O presidente da República mostrou-se este domingo preocupado com a obesidade infantil e juvenil, defendendo a necessidade de uma aposta na educação para a saúde dos jovens.
«A luta contra a obesidade é um fenómeno que assume contornos preocupantes, sobretudo porque emerge de uma forma cada vez mais precoce. Portugal não foge a esta tendência e é uma realidade com que temos de nos confrontar seriamente», disse.
Cavaco Silva falava hoje na abertura do XXVIII Congresso da Sociedade Portuguesa de Cardiologia subordinado ao tema «A cardiologia e os portugueses», que decorre até 29 de Abril em Vilamoura, reunindo cerca de dois mil médicos portugueses e estrangeiros.
Na sua intervenção, o Presidente da República referiu que para além da legislação, já produzida ou a produzir, a educação na saúde dos jovens têm uma relevância particular.

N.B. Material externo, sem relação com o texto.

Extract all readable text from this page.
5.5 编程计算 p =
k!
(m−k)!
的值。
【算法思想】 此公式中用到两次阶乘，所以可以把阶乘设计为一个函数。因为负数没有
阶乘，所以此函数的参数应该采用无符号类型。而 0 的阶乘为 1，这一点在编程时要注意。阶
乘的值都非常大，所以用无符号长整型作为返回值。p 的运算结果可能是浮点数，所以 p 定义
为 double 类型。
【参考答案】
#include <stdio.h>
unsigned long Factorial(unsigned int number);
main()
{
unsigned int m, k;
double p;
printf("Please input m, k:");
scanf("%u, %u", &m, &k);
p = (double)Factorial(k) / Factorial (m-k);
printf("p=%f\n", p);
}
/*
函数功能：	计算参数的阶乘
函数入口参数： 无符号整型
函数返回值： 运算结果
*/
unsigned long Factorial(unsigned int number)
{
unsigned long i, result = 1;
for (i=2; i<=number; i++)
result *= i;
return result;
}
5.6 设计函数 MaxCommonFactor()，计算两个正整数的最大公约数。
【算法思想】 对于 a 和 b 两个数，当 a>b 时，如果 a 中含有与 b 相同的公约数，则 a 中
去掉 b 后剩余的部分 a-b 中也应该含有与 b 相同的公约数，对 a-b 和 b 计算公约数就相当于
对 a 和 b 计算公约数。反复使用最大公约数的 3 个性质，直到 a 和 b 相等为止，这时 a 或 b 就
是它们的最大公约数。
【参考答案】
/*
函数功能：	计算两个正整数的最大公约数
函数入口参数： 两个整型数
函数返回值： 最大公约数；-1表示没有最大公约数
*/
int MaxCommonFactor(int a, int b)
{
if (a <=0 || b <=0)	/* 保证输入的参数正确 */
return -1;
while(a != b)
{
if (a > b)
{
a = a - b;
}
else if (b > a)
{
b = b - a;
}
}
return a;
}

Por outro lado, o Presidente considerou que todos têm direito de escolher o seu estilo de vida e os seus comportamentos desde que essa liberdade não colida com a liberdade dos outros.
«Numa sociedade evoluída todos devem conhecer os riscos que decorrem de determinados estilos de vida e comportamentos como a investigação científica tem mostrado», referiu.
Segundo o Chefe de Estado, existe informação e como tal a liberdade implica também responsabilidade.
Para Cavaco Silva, os cidadãos não podem querer ser autónomos na escolha de hábitos e esperar que o estado e os médicos consigam curar doenças que poderiam ser evitadas.
O Presidente da República disse ainda que está atento aos esforços dos cientistas portugueses e observou que foi com este propósito que lançou a iniciativa dos roteiros da ciência.
De acordo com Cavaco Silva, a medicina portuguesa tem uma qualidade que a coloca ao nível dos mais elevados padrões internacionais contudo o chefe de Estado defende que «importa incentivar a investigação em Ciências da Saúde e estimular a cooperação com instituições estrangeira caracterizadas pela excelência».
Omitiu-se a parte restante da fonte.